Dan ontfermt zich een jonge, weldadige dame over het geval. Zij maakt deel uit van de bevoorradingscommissie voor de gemeenten van het canton N., ik geloof, dat ze er zelfs presidente van is.
En wat aan de belanghebbenden niet gelukte, gelukt haar: zij krijgt oorlof om het kind in haar rijtuig mede te nemen.
Op een vroegen morgen — enkele dagen geleden — wordt het haar aangebracht en overgeleverd. Het is een mooi, gezond meisje van een jaar oud.
Het is bijtend koud. Het heeft wel warme kleederen aan, maar ze doet nog een extra grooten sjaal brengen en, aldus zorgvuldig omwikkeld, wordt het door de kamenier op haren schoot in de coupé gezet.
Het kind is niet wat men "vreemd" dat beduidt "schuw" noemt. Gevoelt het schepseltje, dat liefde hem omringt.
Het ongeduldig, levenslustig paard rent weg als een schicht, de met rubber omslagen wielenrollen zonder gerucht over het plaveisel; de bellekens aan het gareel rinkelen in vroolijkheid.
Het meerendeel der vensterluiken zijn nog gesloten; wagengerij is er schier niet; melkboeren hebben geen toegang meer tot de stad. De jonge dame houdt het kindje tegen haar astrakanjas dicht aan, en drukt zijn hoofdje neer. Misschien zal ze wat willen slapen de kleine. Doch... neen, neen, ze heftoorsp.: heeft het beslist op en kijkt door het spiegelraam. Het is haar eerste reisje in het leven; genieten moet ze er van.
Het rijtuig volgt weldra buiten de huizenrijen den "Nieuwen Weg" een dijk tusschen uitgestrekte, overstroomde weiden, die thans met een grijze ijskorst bedekt zijn zoover de blik kan dragen.
Bij dag zijn ze zwart van menschen, het wemelt er alles dooreen van schaatsenrijders. Nu slidderen er enkel een paar scholieren, juist benedenoorsp.: bineden den berm, vroeg opgestane, hartstochtelijken van den wintersport; met de lederen tasch onder een arm, den anderen opgeheven voor 't behoud van 't evenwicht, glijden ze zwenkend elkander na.

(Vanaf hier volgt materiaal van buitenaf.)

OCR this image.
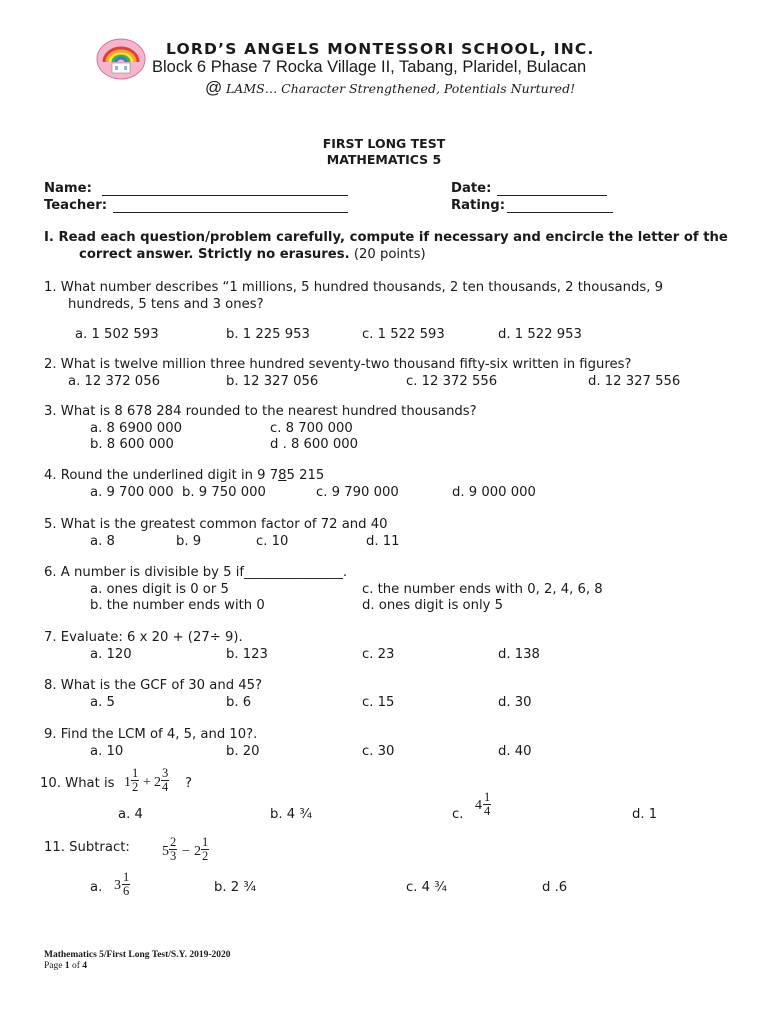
LORD’S ANGELS MONTESSORI SCHOOL, INC.
Block 6 Phase 7 Rocka Village II, Tabang, Plaridel, Bulacan
@ LAMS… Character Strengthened, Potentials Nurtured!
FIRST LONG TEST
MATHEMATICS 5
Name:	Date:
Teacher:	Rating:
I. Read each question/problem carefully, compute if necessary and encircle the letter of the
correct answer. Strictly no erasures. (20 points)
1. What number describes “1 millions, 5 hundred thousands, 2 ten thousands, 2 thousands, 9
hundreds, 5 tens and 3 ones?
a. 1 502 593	b. 1 225 953	c. 1 522 593	d. 1 522 953
2. What is twelve million three hundred seventy-two thousand fifty-six written in figures?
a. 12 372 056	b. 12 327 056	c. 12 372 556	d. 12 327 556
3. What is 8 678 284 rounded to the nearest hundred thousands?
a. 8 6900 000	c. 8 700 000
b. 8 600 000	d . 8 600 000
4. Round the underlined digit in 9 785 215
a. 9 700 000 b. 9 750 000	c. 9 790 000	d. 9 000 000
5. What is the greatest common factor of 72 and 40
a. 8	b. 9	c. 10	d. 11
6. A number is divisible by 5 if_______________.
a. ones digit is 0 or 5	c. the number ends with 0, 2, 4, 6, 8
b. the number ends with 0	d. ones digit is only 5
7. Evaluate: 6 x 20 + (27÷ 9).
a. 120	b. 123	c. 23	d. 138
8. What is the GCF of 30 and 45?
a. 5	b. 6	c. 15	d. 30
9. Find the LCM of 4, 5, and 10?.
a. 10	b. 20	c. 30	d. 40
10. What is $1 \frac{1}{2} + 2 \frac{3}{4}$ ?
a. 4	b. 4 ¾	c.
$4 \frac{1}{4}$	d. 1
11. Subtract: $5 \frac{2}{3} - 2 \frac{1}{2}$
a. $3 \frac{1}{6}$	b. 2 ¾	c. 4 ¾	d .6
Mathematics 5/First Long Test/S.Y. 2019-2020
Page 1 of 4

En de kleine meid slaat het spel gade. Ze kijkt ook als verbijsterd naar de zwarte boomenstammen langs den weg, die voortdurend de een na den anderen achteruit schijnen te vluchten.
Wat gaat er om in zulk een klein breintje?

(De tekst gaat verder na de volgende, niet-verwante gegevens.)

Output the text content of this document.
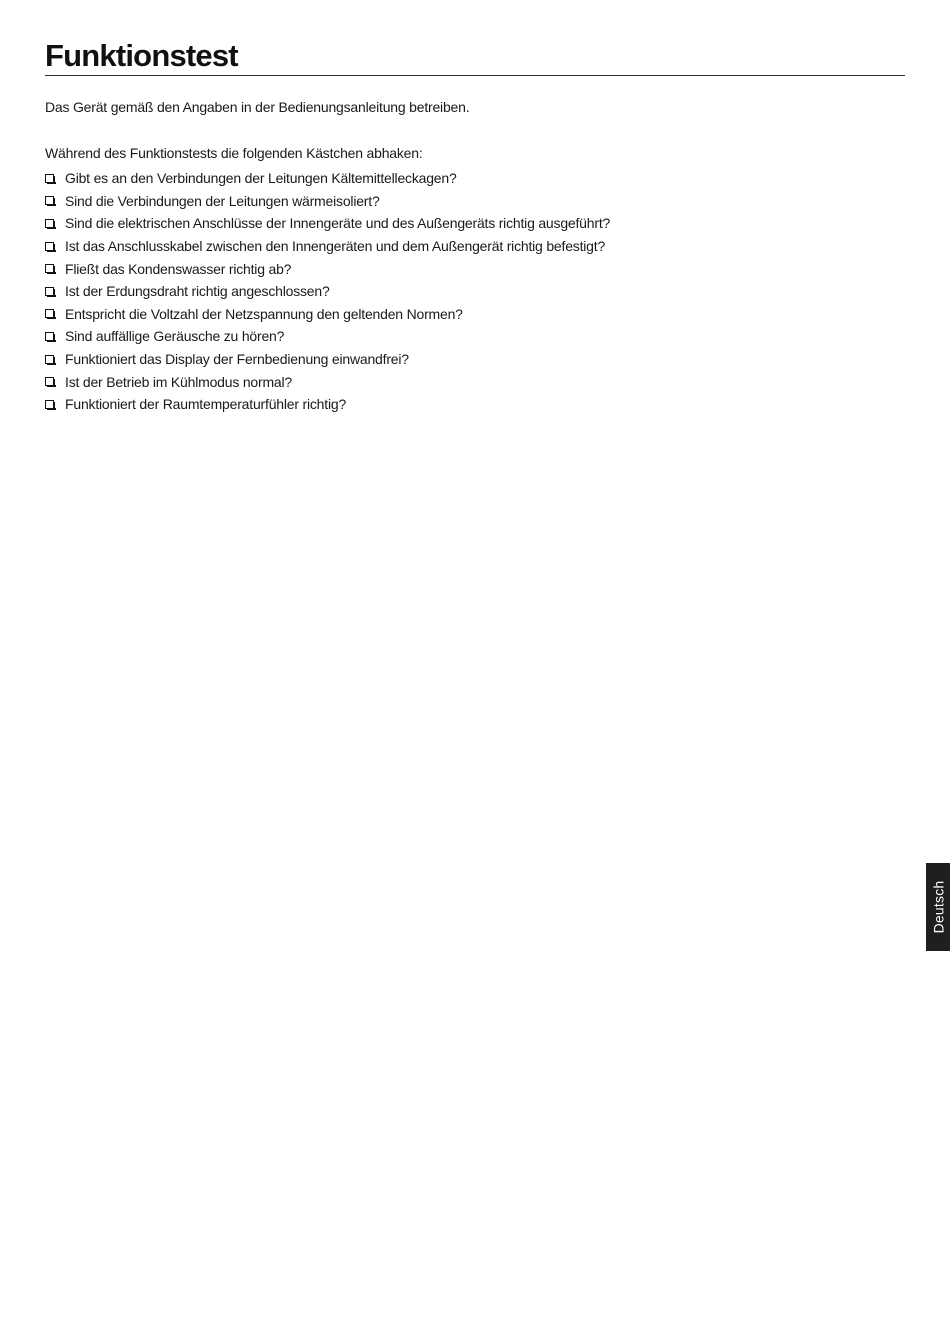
Funktionstest

Das Gerät gemäß den Angaben in der Bedienungsanleitung betreiben.

Während des Funktionstests die folgenden Kästchen abhaken:

Gibt es an den Verbindungen der Leitungen Kältemittelleckagen?
Sind die Verbindungen der Leitungen wärmeisoliert?
Sind die elektrischen Anschlüsse der Innengeräte und des Außengeräts richtig ausgeführt?
Ist das Anschlusskabel zwischen den Innengeräten und dem Außengerät richtig befestigt?
Fließt das Kondenswasser richtig ab?
Ist der Erdungsdraht richtig angeschlossen?
Entspricht die Voltzahl der Netzspannung den geltenden Normen?
Sind auffällige Geräusche zu hören?
Funktioniert das Display der Fernbedienung einwandfrei?
Ist der Betrieb im Kühlmodus normal?
Funktioniert der Raumtemperaturfühler richtig?
Deutsch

Geen wijsgeer die het weet.
Eeuwig raadsel der ontwikkeling van een menschelijk vernuft!
De morgenzon, die reeds begon door te breken, is in een nevel gehuld, alzoo in eens aan de brug van Drongen die over de Leie ligt, en ook de lage gronden en het eilandeken daar beneden zijn nauw nog te onderscheiden in den grauwen smoor.
Daar moet het rijtuig stilhouden. Een soldaat-schildwacht, nog grauwer dan het hem omgevend nevelgrauw, nadert; hij steekt de hand uit; het pasport moet te voorschijn komen. De dame ontplooit het groot blad met den Kommandantur stempel er op en wil 't hem reiken. Hij neemt het nog niet aan.

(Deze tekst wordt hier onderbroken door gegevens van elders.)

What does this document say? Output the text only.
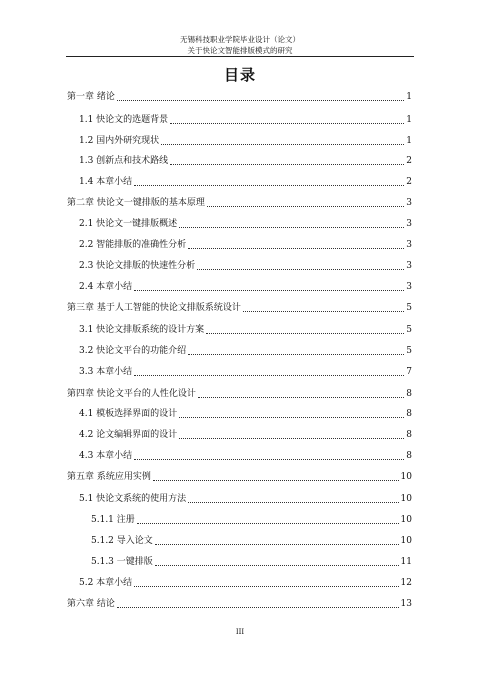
无锡科技职业学院毕业设计（论文）
关于快论文智能排版模式的研究
目录
第一章 绪论	1
1.1 快论文的选题背景	1
1.2 国内外研究现状	1
1.3 创新点和技术路线	2
1.4 本章小结	2
第二章 快论文一键排版的基本原理	3
2.1 快论文一键排版概述	3
2.2 智能排版的准确性分析	3
2.3 快论文排版的快速性分析	3
2.4 本章小结	3
第三章 基于人工智能的快论文排版系统设计	5
3.1 快论文排版系统的设计方案	5
3.2 快论文平台的功能介绍	5
3.3 本章小结	7
第四章 快论文平台的人性化设计	8
4.1 模板选择界面的设计	8
4.2 论文编辑界面的设计	8
4.3 本章小结	8
第五章 系统应用实例	10
5.1 快论文系统的使用方法	10
5.1.1 注册	10
5.1.2 导入论文	10
5.1.3 一键排版	11
5.2 本章小结	12
第六章 结论	13
III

"Een kind," zegt hij aan het geopend portier, vorschend de dame aankijkend, "wat voor een kind?"
"Een verlaten kind, dat bij een vrouw te N. wordt besteed."
Hij werpt een blik er naar toe en schijnt vervolgens het stuk te lezen; maar traan na traan botst er op neder en met uiteengeloopen inktvlekken geeft hij het haar terug.
"Gij hebt verdriet, man?," kan de goedhartige niet nalaten te zeggen."
"Ja," antwoordt hij en het vondelingje aanwijzend, "ik heb er alzoo zes van die verlaten kinderen van alle grootte in Duitschland, zes," herhaalt hij nog eens gewichtig, "en mijn vrouw is kort geleden gestorven."
"Waar zijn die kinderen?" luidt de medelijdende vraag.
"Ik weet er niets van, hier en daar bij verwanten zeker," stottert hij.
Zij steekt hem het pasport toe van den koetsier. Hij wijst het sprakeloos af met de hand en doet een bevelende beweging, dat het rijtuig zonder meer voort mag gaan.
Het paard, dat stond te trippelen schiet weder als een pijl het dorp binnen en er door en de wielen rollen lustig over de bestrating heen.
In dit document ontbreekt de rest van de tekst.